Sasol, South Africa’s biggest company by revenue, said unabated rail snarl-ups hampered its chemical shipments, and pipeline disruptions slowed deliveries to its oil refinery, highlighting the deficiency of services provided by state logistics firm Transnet.
“While overall supply-chain performance has improved and close collaboration with Transnet continues, it remains a risk to our business,” Sasol said in a production and sales update on Monday.
The company’s coal export sales remained flat in the three months through September due to “operational challenges” at the rail operator, while its 108,000 barrel-a-day Natref refinery took delivery of less crude than expected because the illegal tapping of a Transnet pipeline that supplies the plant led to eight outages.
Anglo American spinoff Thungela Resources and Glencore have also complained that a lack of capacity on Transnet’s 20,000-kilometer freight rail network limited their ability to export coal just as prices surged after Russia’s invasion of Ukraine.

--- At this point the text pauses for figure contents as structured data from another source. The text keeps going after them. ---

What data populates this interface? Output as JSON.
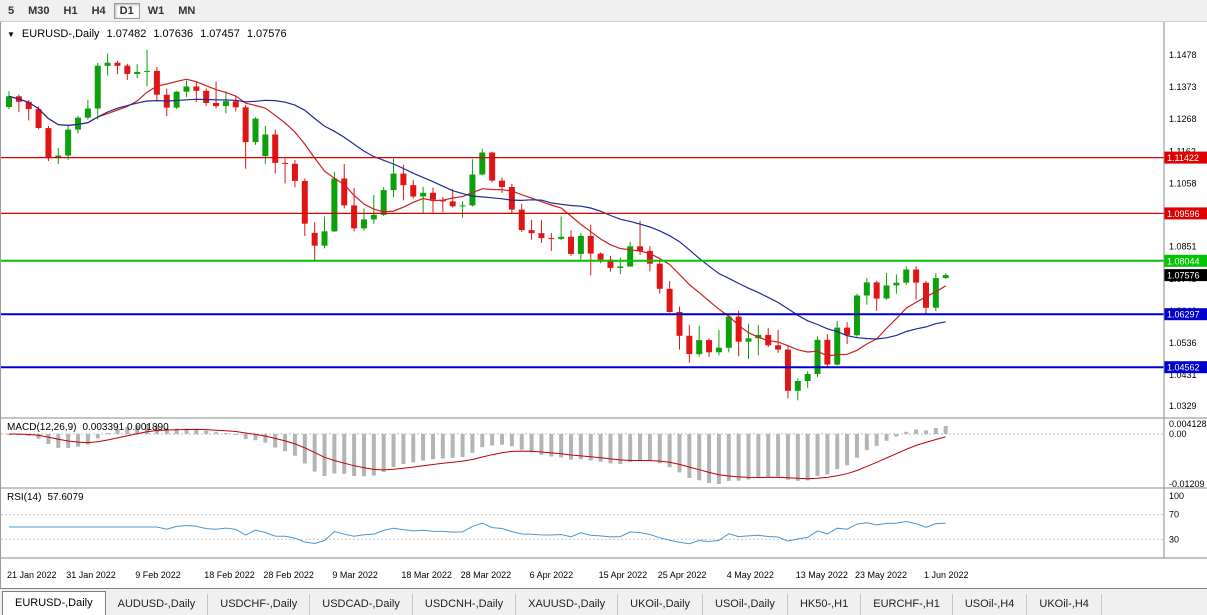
{
  "toolbar": {
    "timeframes": [
      "5",
      "M30",
      "H1",
      "H4",
      "D1",
      "W1",
      "MN"
    ],
    "active": "D1"
  },
  "chart": {
    "expand_icon": "▼",
    "symbol_label": "EURUSD-,Daily",
    "ohlc": {
      "open": "1.07482",
      "high": "1.07636",
      "low": "1.07457",
      "close": "1.07576"
    }
  },
  "indicators": {
    "macd": {
      "label": "MACD(12,26,9)",
      "values": "0.003391 0.001890",
      "axis": {
        "max": "0.004128",
        "zero": "0.00",
        "min": "-0.01209"
      }
    },
    "rsi": {
      "label": "RSI(14)",
      "value": "57.6079",
      "axis": [
        "100",
        "70",
        "30"
      ]
    }
  },
  "price_axis": {
    "labels": [
      "1.1478",
      "1.1373",
      "1.1268",
      "1.1162",
      "1.1058",
      "1.0953",
      "1.0851",
      "1.0745",
      "1.0640",
      "1.0536",
      "1.0431",
      "1.0329"
    ]
  },
  "levels": [
    {
      "price": 1.11422,
      "label": "1.11422",
      "color": "#dd0000",
      "width": 1.3
    },
    {
      "price": 1.09596,
      "label": "1.09596",
      "color": "#dd0000",
      "width": 1.3
    },
    {
      "price": 1.08044,
      "label": "1.08044",
      "color": "#00c400",
      "width": 2
    },
    {
      "price": 1.06297,
      "label": "1.06297",
      "color": "#0000cc",
      "width": 2
    },
    {
      "price": 1.04562,
      "label": "1.04562",
      "color": "#0000cc",
      "width": 2
    }
  ],
  "current_price": {
    "value": 1.07576,
    "label": "1.07576",
    "color": "#000000"
  },
  "time_axis": [
    {
      "index": 0,
      "label": "21 Jan 2022"
    },
    {
      "index": 6,
      "label": "31 Jan 2022"
    },
    {
      "index": 13,
      "label": "9 Feb 2022"
    },
    {
      "index": 20,
      "label": "18 Feb 2022"
    },
    {
      "index": 26,
      "label": "28 Feb 2022"
    },
    {
      "index": 33,
      "label": "9 Mar 2022"
    },
    {
      "index": 40,
      "label": "18 Mar 2022"
    },
    {
      "index": 46,
      "label": "28 Mar 2022"
    },
    {
      "index": 53,
      "label": "6 Apr 2022"
    },
    {
      "index": 60,
      "label": "15 Apr 2022"
    },
    {
      "index": 66,
      "label": "25 Apr 2022"
    },
    {
      "index": 73,
      "label": "4 May 2022"
    },
    {
      "index": 80,
      "label": "13 May 2022"
    },
    {
      "index": 86,
      "label": "23 May 2022"
    },
    {
      "index": 93,
      "label": "1 Jun 2022"
    }
  ],
  "tabs": {
    "active_index": 0,
    "items": [
      "EURUSD-,Daily",
      "AUDUSD-,Daily",
      "USDCHF-,Daily",
      "USDCAD-,Daily",
      "USDCNH-,Daily",
      "XAUUSD-,Daily",
      "UKOil-,Daily",
      "USOil-,Daily",
      "HK50-,H1",
      "EURCHF-,H1",
      "USOil-,H4",
      "UKOil-,H4"
    ]
  },
  "chart_data": {
    "type": "candlestick",
    "symbol": "EURUSD",
    "timeframe": "Daily",
    "price_range": {
      "top": 1.156,
      "bottom": 1.029
    },
    "colors": {
      "up": "#0da00d",
      "down": "#e01616"
    },
    "ma": [
      {
        "period": 10,
        "color": "#cc2020"
      },
      {
        "period": 22,
        "color": "#20299a"
      }
    ],
    "candles": [
      [
        1.1308,
        1.136,
        1.1301,
        1.1343
      ],
      [
        1.1343,
        1.1349,
        1.1291,
        1.1325
      ],
      [
        1.1325,
        1.1331,
        1.1264,
        1.1301
      ],
      [
        1.1301,
        1.131,
        1.1235,
        1.1239
      ],
      [
        1.1239,
        1.1246,
        1.1131,
        1.1143
      ],
      [
        1.1143,
        1.1174,
        1.1121,
        1.1149
      ],
      [
        1.1149,
        1.1248,
        1.1135,
        1.1234
      ],
      [
        1.1234,
        1.1279,
        1.1221,
        1.1273
      ],
      [
        1.1273,
        1.1331,
        1.1267,
        1.1303
      ],
      [
        1.1303,
        1.1452,
        1.1267,
        1.1443
      ],
      [
        1.1443,
        1.1483,
        1.1411,
        1.1453
      ],
      [
        1.1453,
        1.1459,
        1.1415,
        1.1443
      ],
      [
        1.1443,
        1.1449,
        1.1396,
        1.1416
      ],
      [
        1.1416,
        1.1448,
        1.1402,
        1.1423
      ],
      [
        1.1423,
        1.1495,
        1.1375,
        1.1426
      ],
      [
        1.1426,
        1.1439,
        1.133,
        1.1348
      ],
      [
        1.1348,
        1.1368,
        1.1278,
        1.1306
      ],
      [
        1.1306,
        1.136,
        1.1301,
        1.1358
      ],
      [
        1.1358,
        1.1395,
        1.1341,
        1.1375
      ],
      [
        1.1375,
        1.1391,
        1.1324,
        1.1361
      ],
      [
        1.1361,
        1.1369,
        1.1312,
        1.1321
      ],
      [
        1.1321,
        1.1391,
        1.1303,
        1.1311
      ],
      [
        1.1311,
        1.1359,
        1.1287,
        1.1327
      ],
      [
        1.1327,
        1.1342,
        1.1294,
        1.1307
      ],
      [
        1.1307,
        1.1315,
        1.1106,
        1.1193
      ],
      [
        1.1193,
        1.1274,
        1.1184,
        1.127
      ],
      [
        1.1147,
        1.1246,
        1.1122,
        1.1218
      ],
      [
        1.1218,
        1.1234,
        1.109,
        1.1125
      ],
      [
        1.1125,
        1.1139,
        1.1058,
        1.1122
      ],
      [
        1.1122,
        1.1134,
        1.1045,
        1.1066
      ],
      [
        1.1066,
        1.1074,
        1.0886,
        1.0926
      ],
      [
        1.0896,
        1.0931,
        1.0806,
        1.0854
      ],
      [
        1.0854,
        1.0949,
        1.0845,
        1.0901
      ],
      [
        1.0901,
        1.1095,
        1.0899,
        1.1074
      ],
      [
        1.1074,
        1.1121,
        1.0976,
        1.0986
      ],
      [
        1.0986,
        1.1043,
        1.0901,
        1.0911
      ],
      [
        1.0911,
        1.0976,
        1.0903,
        1.094
      ],
      [
        1.094,
        1.102,
        1.0925,
        1.0955
      ],
      [
        1.0955,
        1.1046,
        1.0951,
        1.1036
      ],
      [
        1.1036,
        1.1139,
        1.1012,
        1.109
      ],
      [
        1.109,
        1.1119,
        1.1003,
        1.1052
      ],
      [
        1.1052,
        1.1069,
        1.1009,
        1.1015
      ],
      [
        1.1015,
        1.1047,
        1.0961,
        1.1027
      ],
      [
        1.1027,
        1.1044,
        1.0963,
        1.1004
      ],
      [
        1.1004,
        1.1014,
        1.0964,
        1.0999
      ],
      [
        1.0999,
        1.1039,
        1.0979,
        1.0983
      ],
      [
        1.0983,
        1.0999,
        1.0945,
        1.0986
      ],
      [
        1.0986,
        1.1137,
        1.0982,
        1.1087
      ],
      [
        1.1087,
        1.1171,
        1.1084,
        1.1159
      ],
      [
        1.1159,
        1.1162,
        1.1061,
        1.1067
      ],
      [
        1.1067,
        1.1077,
        1.1027,
        1.1046
      ],
      [
        1.1046,
        1.1056,
        1.096,
        1.0972
      ],
      [
        1.0972,
        1.0991,
        1.0899,
        1.0905
      ],
      [
        1.0905,
        1.0939,
        1.0874,
        1.0895
      ],
      [
        1.0895,
        1.0938,
        1.0863,
        1.0879
      ],
      [
        1.0879,
        1.0896,
        1.0837,
        1.0876
      ],
      [
        1.0876,
        1.095,
        1.0872,
        1.0883
      ],
      [
        1.0883,
        1.0904,
        1.0821,
        1.0827
      ],
      [
        1.0827,
        1.0896,
        1.0809,
        1.0886
      ],
      [
        1.0886,
        1.0923,
        1.0757,
        1.0828
      ],
      [
        1.0828,
        1.0832,
        1.0797,
        1.0808
      ],
      [
        1.0808,
        1.0821,
        1.0769,
        1.0781
      ],
      [
        1.0781,
        1.0815,
        1.0761,
        1.0786
      ],
      [
        1.0786,
        1.0867,
        1.0785,
        1.0852
      ],
      [
        1.0852,
        1.0936,
        1.0824,
        1.0837
      ],
      [
        1.0837,
        1.0853,
        1.077,
        1.0795
      ],
      [
        1.0795,
        1.0804,
        1.0697,
        1.0713
      ],
      [
        1.0713,
        1.0738,
        1.0635,
        1.0637
      ],
      [
        1.0637,
        1.0655,
        1.0514,
        1.0559
      ],
      [
        1.0559,
        1.0594,
        1.0471,
        1.0499
      ],
      [
        1.0499,
        1.0592,
        1.0491,
        1.0545
      ],
      [
        1.0545,
        1.0551,
        1.049,
        1.0505
      ],
      [
        1.0505,
        1.0578,
        1.0495,
        1.052
      ],
      [
        1.052,
        1.0631,
        1.0505,
        1.0622
      ],
      [
        1.0622,
        1.0642,
        1.0492,
        1.054
      ],
      [
        1.054,
        1.0599,
        1.0483,
        1.0551
      ],
      [
        1.0551,
        1.0594,
        1.0495,
        1.0562
      ],
      [
        1.0562,
        1.0585,
        1.0522,
        1.0528
      ],
      [
        1.0528,
        1.0578,
        1.0503,
        1.0514
      ],
      [
        1.0514,
        1.0527,
        1.0354,
        1.0379
      ],
      [
        1.0379,
        1.042,
        1.0348,
        1.0411
      ],
      [
        1.0411,
        1.0443,
        1.0389,
        1.0434
      ],
      [
        1.0434,
        1.0557,
        1.0424,
        1.0546
      ],
      [
        1.0546,
        1.0564,
        1.0459,
        1.0465
      ],
      [
        1.0465,
        1.0607,
        1.0462,
        1.0586
      ],
      [
        1.0586,
        1.0604,
        1.0532,
        1.0561
      ],
      [
        1.0561,
        1.0697,
        1.0556,
        1.0691
      ],
      [
        1.0691,
        1.0748,
        1.0661,
        1.0734
      ],
      [
        1.0734,
        1.0739,
        1.0641,
        1.0681
      ],
      [
        1.0681,
        1.0765,
        1.0677,
        1.0724
      ],
      [
        1.0724,
        1.076,
        1.0697,
        1.0733
      ],
      [
        1.0733,
        1.0786,
        1.0726,
        1.0776
      ],
      [
        1.0776,
        1.0787,
        1.0678,
        1.0733
      ],
      [
        1.0733,
        1.0739,
        1.0627,
        1.0651
      ],
      [
        1.0651,
        1.0764,
        1.064,
        1.0748
      ],
      [
        1.07482,
        1.07636,
        1.07457,
        1.07576
      ]
    ]
  }
}
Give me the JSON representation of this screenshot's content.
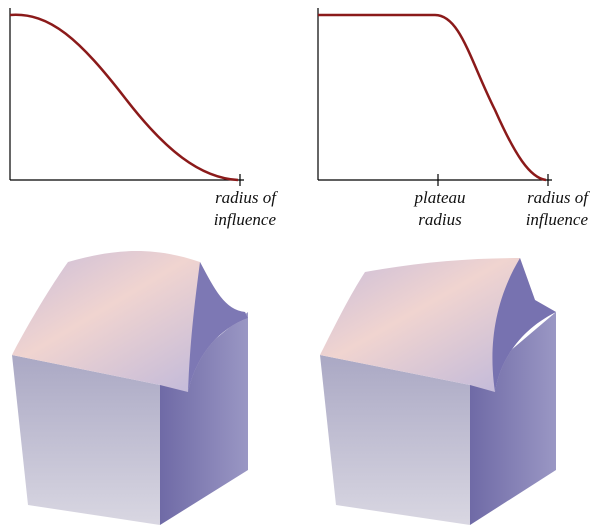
{
  "left_plot": {
    "radius_label": [
      "radius of",
      "influence"
    ]
  },
  "right_plot": {
    "plateau_label": [
      "plateau",
      "radius"
    ],
    "radius_label": [
      "radius of",
      "influence"
    ]
  }
}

The delivery of other goods has also been hit. A force majeure declared by Sasol last year on the local supply of ammonia remains in place due to a shortage of rail cars.
Spokespeople for Transnet weren’t immediately able to comment. Transnet Chief Executive Officer Portia Derby will leave her post at the end of October, while several other senior executives have also resigned in the face of criticism about the company’s poor performance.
“In South Africa, our suppliers and customers face ongoing business disruptions” because of the challenges at Transnet, including senior leadership changes, Sasol said.